The partial reversal is tied to Recana’s denial of a motion in limine to exclude testimony of Santa Monica neurologist Daniel Franc concerning Fernandez’s prospective assisted living expenses, a component of the future-damages award. He estimated that particular future loss at $783,000.

However, Franc did not testify based on his knowledge of assisted living costs in Santa Monica but on what was told to him by telephoning three facilities in Norwalk as to what was charged there. He acknowledged in his testimony that such costs are “very wildly different” in various areas.

Kim said the testimony should have been excluded under two Evidence Code sections.

Evidence Code §801

She pointed to §801 which provides that testimony by a person designated as an expert must be “[b]ased on matter (including his special knowledge, skill, experience, training, and education) perceived by or personally known to the witness or made known to him at or before the hearing…that is of a type that reasonably may be relied upon by an expert in forming an opinion upon the subject to which his testimony relates….”

The justice wrote:

“No evidence permitted an inference that the unidentified recipients of Dr. Franc’s phone calls were reliable sources regarding reasonable costs. Indeed. Dr. Franc supplied no information about the recipients, and did not claim that he evaluated their representations to determine whether the costs they stated were unreasonable, inflated, or inaccurate. Nor did he claim that his informal telephone survey of a handful of assisted living facilities was the type on which medical experts reasonably rely in ascertaining reasonable costs. Thus, we conclude that Dr. Franc’s opinion regarding assisted living costs in Norwalk was inadmissible under section 801 because it was based on unreliable matter.”

Evidence Code §802

She continued:

“For similar reasons, we conclude that Dr. Franc’s opinion was inadmissible under section 802.”

That section says:

“A witness testifying in the form of an opinion may state on direct examination the reasons for his opinion and the matter (including, in the case of an expert, his special knowledge, skill, experience, training, and education) upon which it is based, unless he is precluded by law from using such reasons or matter as a basis for his opinion….”

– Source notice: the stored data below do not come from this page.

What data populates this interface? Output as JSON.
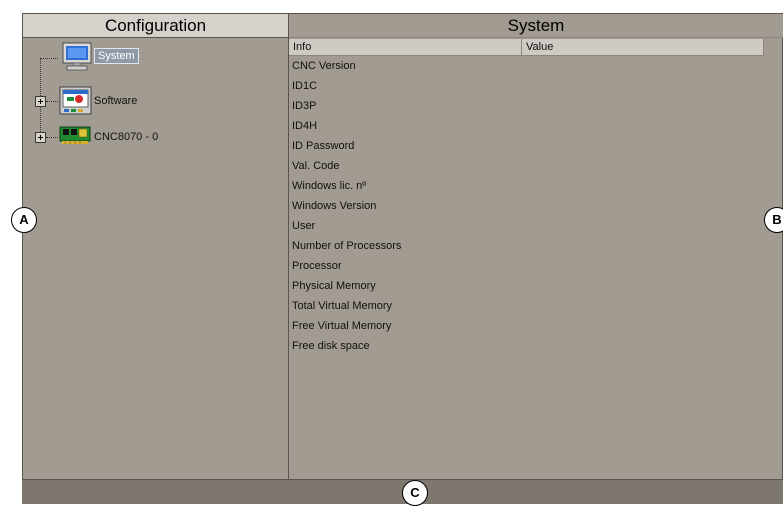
{
  "left_panel": {
    "title": "Configuration",
    "nodes": [
      {
        "label": "System",
        "icon": "monitor-icon",
        "selected": true
      },
      {
        "label": "Software",
        "icon": "software-screen-icon",
        "expandable": true
      },
      {
        "label": "CNC8070 - 0",
        "icon": "circuit-board-icon",
        "expandable": true
      }
    ]
  },
  "right_panel": {
    "title": "System",
    "columns": [
      "Info",
      "Value"
    ],
    "rows": [
      {
        "info": "CNC Version",
        "value": ""
      },
      {
        "info": "ID1C",
        "value": ""
      },
      {
        "info": "ID3P",
        "value": ""
      },
      {
        "info": "ID4H",
        "value": ""
      },
      {
        "info": "ID Password",
        "value": ""
      },
      {
        "info": "Val. Code",
        "value": ""
      },
      {
        "info": "Windows lic. nº",
        "value": ""
      },
      {
        "info": "Windows Version",
        "value": ""
      },
      {
        "info": "User",
        "value": ""
      },
      {
        "info": "Number of Processors",
        "value": ""
      },
      {
        "info": "Processor",
        "value": ""
      },
      {
        "info": "Physical Memory",
        "value": ""
      },
      {
        "info": "Total Virtual Memory",
        "value": ""
      },
      {
        "info": "Free Virtual Memory",
        "value": ""
      },
      {
        "info": "Free disk space",
        "value": ""
      }
    ]
  },
  "callouts": [
    "A",
    "B",
    "C"
  ],
  "colors": {
    "panel_bg": "#a29b92",
    "title_bg": "#d6d1ca",
    "frame_bg": "#7e776f",
    "selection_bg": "#8f99a8"
  }
}
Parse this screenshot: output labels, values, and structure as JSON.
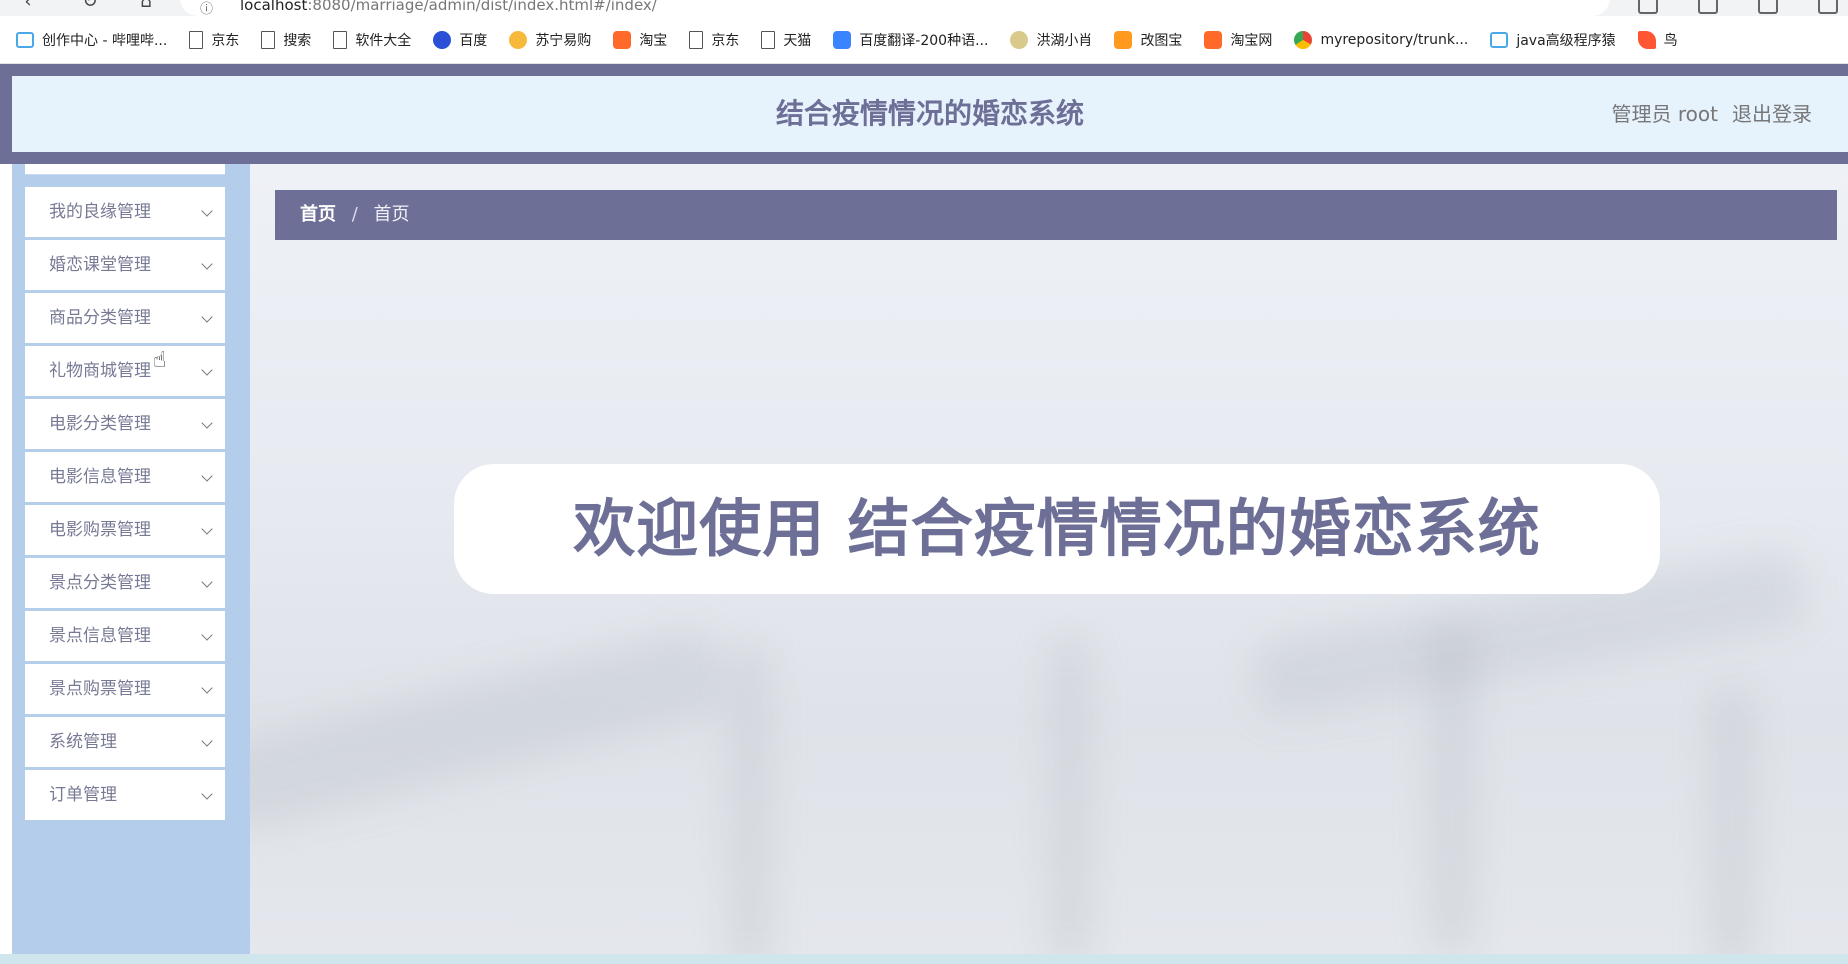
{
  "browser": {
    "address": {
      "info_icon": "info-icon",
      "host": "localhost",
      "rest": ":8080/marriage/admin/dist/index.html#/index/"
    },
    "bookmarks": [
      {
        "label": "创作中心 - 哔哩哔...",
        "icon": "bilibili-icon"
      },
      {
        "label": "京东",
        "icon": "page-icon"
      },
      {
        "label": "搜索",
        "icon": "page-icon"
      },
      {
        "label": "软件大全",
        "icon": "page-icon"
      },
      {
        "label": "百度",
        "icon": "baidu-icon"
      },
      {
        "label": "苏宁易购",
        "icon": "suning-icon"
      },
      {
        "label": "淘宝",
        "icon": "taobao-icon"
      },
      {
        "label": "京东",
        "icon": "page-icon"
      },
      {
        "label": "天猫",
        "icon": "page-icon"
      },
      {
        "label": "百度翻译-200种语...",
        "icon": "fanyi-icon"
      },
      {
        "label": "洪湖小肖",
        "icon": "bee-icon"
      },
      {
        "label": "改图宝",
        "icon": "gaitubao-icon"
      },
      {
        "label": "淘宝网",
        "icon": "taobao-icon"
      },
      {
        "label": "myrepository/trunk...",
        "icon": "chrome-icon"
      },
      {
        "label": "java高级程序猿",
        "icon": "bilibili-icon"
      },
      {
        "label": "鸟",
        "icon": "bird-icon"
      }
    ]
  },
  "header": {
    "title": "结合疫情情况的婚恋系统",
    "admin_label": "管理员 root",
    "logout_label": "退出登录"
  },
  "sidebar": {
    "items": [
      {
        "label": "我的良缘管理"
      },
      {
        "label": "婚恋课堂管理"
      },
      {
        "label": "商品分类管理"
      },
      {
        "label": "礼物商城管理"
      },
      {
        "label": "电影分类管理"
      },
      {
        "label": "电影信息管理"
      },
      {
        "label": "电影购票管理"
      },
      {
        "label": "景点分类管理"
      },
      {
        "label": "景点信息管理"
      },
      {
        "label": "景点购票管理"
      },
      {
        "label": "系统管理"
      },
      {
        "label": "订单管理"
      }
    ]
  },
  "breadcrumb": {
    "home": "首页",
    "separator": "/",
    "current": "首页"
  },
  "main": {
    "welcome": "欢迎使用 结合疫情情况的婚恋系统"
  },
  "colors": {
    "accent": "#6e6f97",
    "sidebar_bg": "#b3cdea",
    "header_bg": "#e6f2fc"
  }
}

Kim said that Franc’s testimony “indicated that the sole reason for his opinion that Fernandez’s assisted living care in Norwalk would reasonably cost $7,000 to $11,000 per month was that the unidentified recipients of his phone calls had told him so,” declaring:

“Dr. Franc did not purport to apply any expertise to evaluate the information supplied on these calls. He thus provided inadequate reasons for his opinion to render it helpful to the jury.”

Respondent’s Contention

Fernandez argued on appeal that the entire award for future damages of $1,579,500 should be affirmed but, if not, that the sole focus should be on the $783,000 that was based on the amount Franc testified represented future assisted-living costs. Kim disagreed, saying that the jury voted to award a flat sum of $1,579,500 for future medical expenses and those relating to assisted living cannot be separated. She wrote:

Thus, the record does not enable us to identify the portion of the award affected by the prejudicial evidentiary error with sufficient certainty to ensure that reversing only a portion of the award would cure the prejudice and safeguard the City’s right to a fair trial….

“Moreover, if the jury at the new trial heard expert opinion from Dr. Franc or a replacement expert only as to the costs of assisted living, the City’s ability to impeach the expert’s credibility as to assisted living costs might be prejudiced by the absence of any opportunity to expose weaknesses in the expert’s opinions regarding other costs.”

The case is Fernandez v. City of Norwalk, B343992.

Representing the plaintiff were Justin Paul Dixon of the La Habra-based Dixon Law, APC, Whittier attorney Christopher Rene Montes de Oca, and Zareh A. Jaltorossian of the Pasadena firm KP Law. Acting for the defendants were Daniel P. Barer and Karen M. Stepanyan of the Los Angeles firm of Pollak Vida & Barer, as well as Michael L. Wroniak and James Lee of the Orange County office of Collins + Collins, LLP.